Jest rok 1941, trwa wojenna zawierucha. 27-letni niepozorny Mikołaj Bejlung pracuje w biurze przesiedleńczym w Katowicach. Młodzieniec zna języki, więc, jak zdają się tłumaczyć naziści, poradzi sobie przy ściąganiu bałkańskich Niemców na Śląsk. Ale w najczarniejszych snach nie podejrzewają młodego Bejlunga, że już niebawem stanie się agentem.
Heimbach i Andron
Wędrując po uliczkach Katowic, Mikołaj Bejlung spotyka śliczną dziewczynę, która wysyła mu uśmiech zza szyby salonu fryzjerskiego. Jest to miłość od pierwszego wejrzenia. Ale jest coś jeszcze. Otóż poznana dziewczyna okazuje się działaczką ruchu oporu, łączniczką AK o pseudonimie "Kinga". Wprowadza Bejlunga w świat konspiry, a ten z kolei jako radykalny antyfaszysta podejmuje współpracę ze Związkiem Walki Zbrojnej. Organizacja wyrabia mu dwie legitymacje: jedną na nazwisko Karl Heimbach, co umożliwi mu podszywanie się pod groźnego i władczego oficera SS pracującego w katowickiej administracji, a drugą na przemysłowca Petera Androna z tą samą datą urodzenia, czyli 5 marca 1914 r.

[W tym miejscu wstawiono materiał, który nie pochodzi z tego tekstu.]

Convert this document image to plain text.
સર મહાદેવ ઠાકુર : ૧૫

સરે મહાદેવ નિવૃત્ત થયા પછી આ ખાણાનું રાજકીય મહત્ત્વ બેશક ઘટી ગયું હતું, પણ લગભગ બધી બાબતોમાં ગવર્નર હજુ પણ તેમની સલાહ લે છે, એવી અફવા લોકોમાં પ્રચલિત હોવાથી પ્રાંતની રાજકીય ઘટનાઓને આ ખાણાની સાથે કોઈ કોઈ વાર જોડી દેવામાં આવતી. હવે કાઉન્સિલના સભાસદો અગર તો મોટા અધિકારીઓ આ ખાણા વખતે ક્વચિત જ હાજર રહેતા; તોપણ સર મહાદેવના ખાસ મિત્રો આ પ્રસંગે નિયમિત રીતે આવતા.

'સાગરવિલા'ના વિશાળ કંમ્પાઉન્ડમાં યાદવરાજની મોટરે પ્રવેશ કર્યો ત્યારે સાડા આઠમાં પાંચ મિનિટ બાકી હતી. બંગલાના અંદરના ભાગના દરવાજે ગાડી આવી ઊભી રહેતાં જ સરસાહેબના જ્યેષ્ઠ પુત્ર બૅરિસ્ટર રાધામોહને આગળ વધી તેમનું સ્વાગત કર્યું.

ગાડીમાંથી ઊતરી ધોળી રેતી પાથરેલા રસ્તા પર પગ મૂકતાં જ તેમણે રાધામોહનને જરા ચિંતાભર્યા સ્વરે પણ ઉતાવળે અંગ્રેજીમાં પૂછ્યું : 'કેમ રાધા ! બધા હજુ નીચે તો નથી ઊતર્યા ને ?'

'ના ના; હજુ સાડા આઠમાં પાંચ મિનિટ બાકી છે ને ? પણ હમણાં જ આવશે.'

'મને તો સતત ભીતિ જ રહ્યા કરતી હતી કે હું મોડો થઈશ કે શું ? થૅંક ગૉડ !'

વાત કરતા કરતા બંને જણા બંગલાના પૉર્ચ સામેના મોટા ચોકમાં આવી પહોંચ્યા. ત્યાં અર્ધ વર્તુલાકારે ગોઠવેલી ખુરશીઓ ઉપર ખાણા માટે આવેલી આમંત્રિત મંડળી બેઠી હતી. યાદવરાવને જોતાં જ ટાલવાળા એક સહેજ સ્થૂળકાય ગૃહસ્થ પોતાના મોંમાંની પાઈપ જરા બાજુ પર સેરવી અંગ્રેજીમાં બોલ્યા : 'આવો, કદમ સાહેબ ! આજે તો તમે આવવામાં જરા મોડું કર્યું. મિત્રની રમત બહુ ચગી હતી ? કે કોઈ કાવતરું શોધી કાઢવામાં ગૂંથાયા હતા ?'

PRZECZYTAJ KONIECZNIE: Polski James Bond? Agent Tomek na strzelnicy
Dzięki inteligencji i talentowi aktorskiemu Bejlung co rusz wcielał się w te dwie postacie. Potrafił być czarujący i emanować wdziękiem, by po chwili wrzasnąć na innego oficera, czym zyskiwał sobie szacunek wśród esesmanów. Bejlung z łatwością zmieniał w kontaktach z Niemcami akcent i nikt nie był w stanie go zdemaskować. Bywało też tak, że Andron zlecał operacje dewizowe Heimbachowi lub na odwrót, a pieniądze wędrowały do AK.
Brawurowa akcja
Największym sukcesem Bejlunga było zdobycie 500 pistoletów dla AK. Nie bacząc na ogromne ryzyko, Bejlung w przebraniu oficera SS pojechał do Lwowa i tam w rozmowie z szefem policji opowiedział mu historię o tym, jak to sowieckie i polskie bandy atakują tutejszych byłych esesmanów, a teraz niemieckich inwalidów, którzy wrócili niedawno z frontu. "Nie mogą nosić ciężkiej broni, ciągle jednak narażeni są na ataki polskich i sowieckich band. Dlatego muszą mieć pistolety, to sprawa życia i śmierci...." - mówił z pasją Bejlung do szefa policji. Ta opowieść musiała zrobić na nim ogromne wrażenie, bo szybko podpisał dokument o wydaniu broni. W ten sposób polski ruch oporu zyskał 500 sztuk broni i wystrychnął na dudka niemiecką machinę państwową.
Bejlung działał przez całą wojnę. W Polsce Ludowej nie był jednak bohaterem na miarę Klossa. Posiedział w więzieniu. Został dyrektorem Stadionu Śląskiego. Do jego śmierci w 1974 roku nikt nie wiedział, że to najdzielniejszy agent polskiego ruchu oporu.